Example of the Failure to Understand the Relevant Axis of Competition
An organization I did some consulting for that fell for this trap: The small business was in the black year after year and experienced phenomenal growth because they were smart enough (and lucky enough) to pick an unexplored niche that would eventually blossom. Throughout the process, they accumulated a lot of technical debt even though the extent of the technology involved posting data from a web form to a database and manipulating that data on the back end for marketing/financial purposes. The response to the growing technical debt wasn’t to simplify the process, but rather to expand and try and compete on the Axis of Technology.
But this was a huge mistake – the company competed on the Axis of Marketing and had a large economic First Mover advantage. Remember, the entire extent of the technical interactions of the company involved posting data from a web form, storing it into a database, and manipulating said data. Marketing specialists tracked SEO-related data and made projections from these posts and sales people used the data to show off the dominance of the company in this small industry. To make such a huge paradigm shift in an attempt to compete on the Axis of Technology made no sense – the company did not succeed because of its superior technology department, but rather because of the first mover advantage and a solid foundation of sales/marketing.

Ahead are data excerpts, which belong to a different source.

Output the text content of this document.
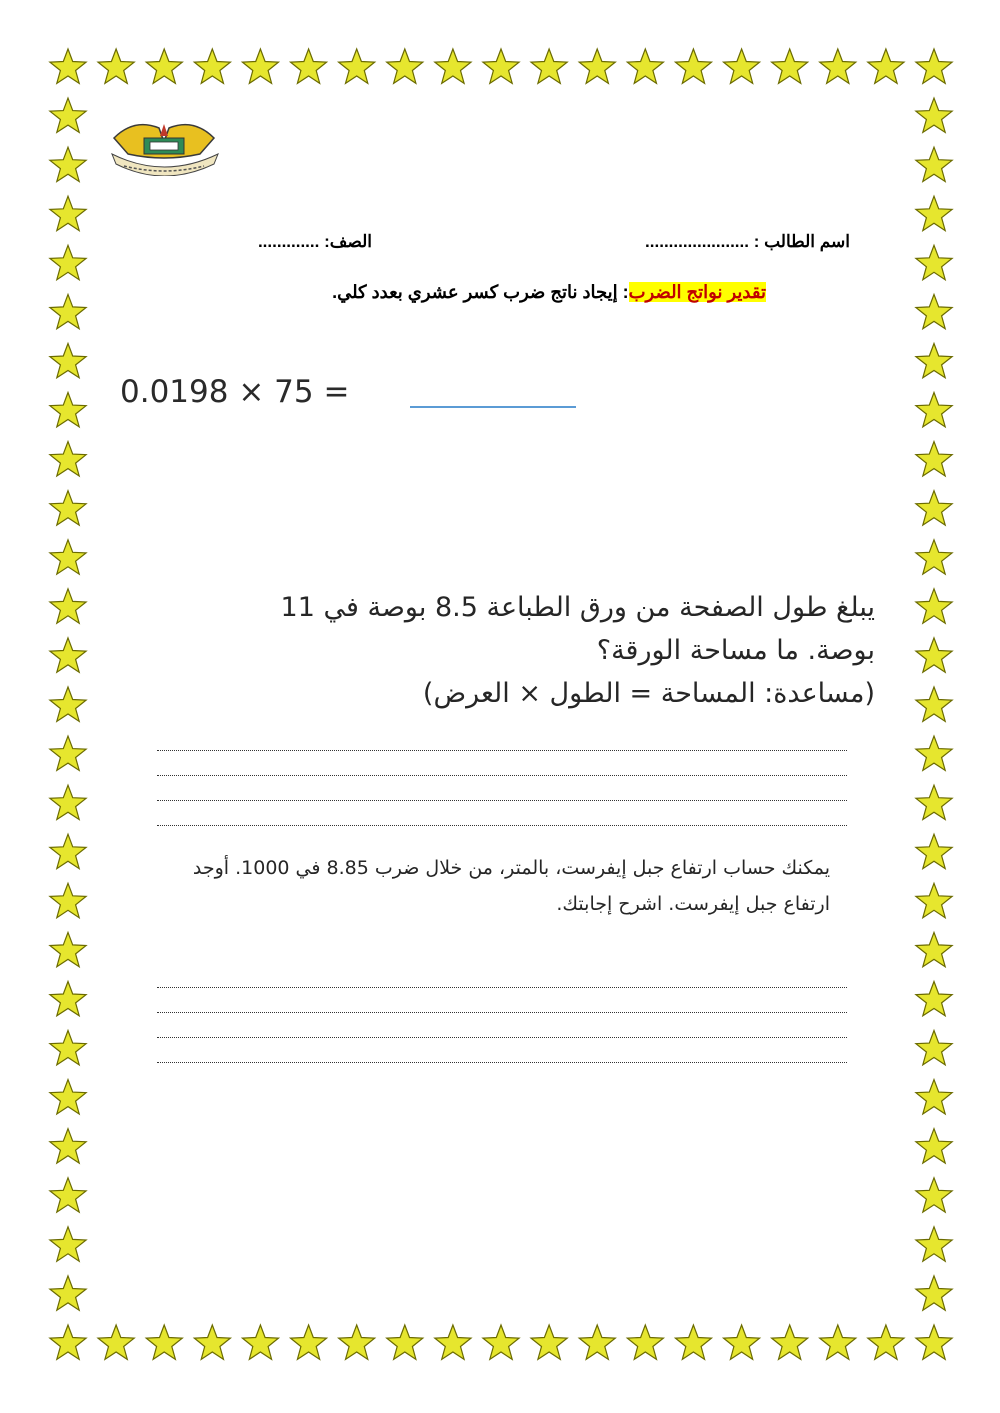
اسم الطالب : ......................
الصف: .............
تقدير نواتج الضرب: إيجاد ناتج ضرب كسر عشري بعدد كلي.
0.0198 × 75 =
يبلغ طول الصفحة من ورق الطباعة 8.5 بوصة في 11
بوصة. ما مساحة الورقة؟
(مساعدة: المساحة = الطول × العرض)
يمكنك حساب ارتفاع جبل إيفرست، بالمتر، من خلال ضرب 8.85 في 1000. أوجد ارتفاع جبل إيفرست. اشرح إجابتك.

They ported their technology to a more complicated and expensive platform, changing the base language everything was programmed in, and completely overhauled the existing database, requiring a giant migration of the data to the new schema. They hired all new developers and executive staff to oversee the change, leaving the Sales and Marketing departments in the dust – making huge promises that could never be met due to the technical debt that had accumulated and the problems that would invariably crop up as a result of trying to migrate millions of rows of poorly laid-out data into a brand new invented schema.
The organization was able to make these changes because they promised the moon to the business units – unification of tools, better access to data, and faster reports!
It didn’t happen: The migration was an enormous failure, the implementation of a more complicated programming foundation flopped, the tools became worse, and sales have been steadily dropping while company morale plunged.
Due to the fractured database structure, the organization now maintains a legacy database and a post-migration database – both of which have differing schemas and do not blend whatsoever. Their products exist on two platforms and all new employees must learn two separate systems, both of which have rapid changes inflicted on them due to exponentially-increasing technical debt.
All of this happened because the organization failed to understand what axis it competed on, and tried to get too fancy. In this age of specialization, right-pricing, and cheap outsourced labor, you simply cannot afford to make these types of mistakes and hope to remain relevant – or even solvent – in today’s economy.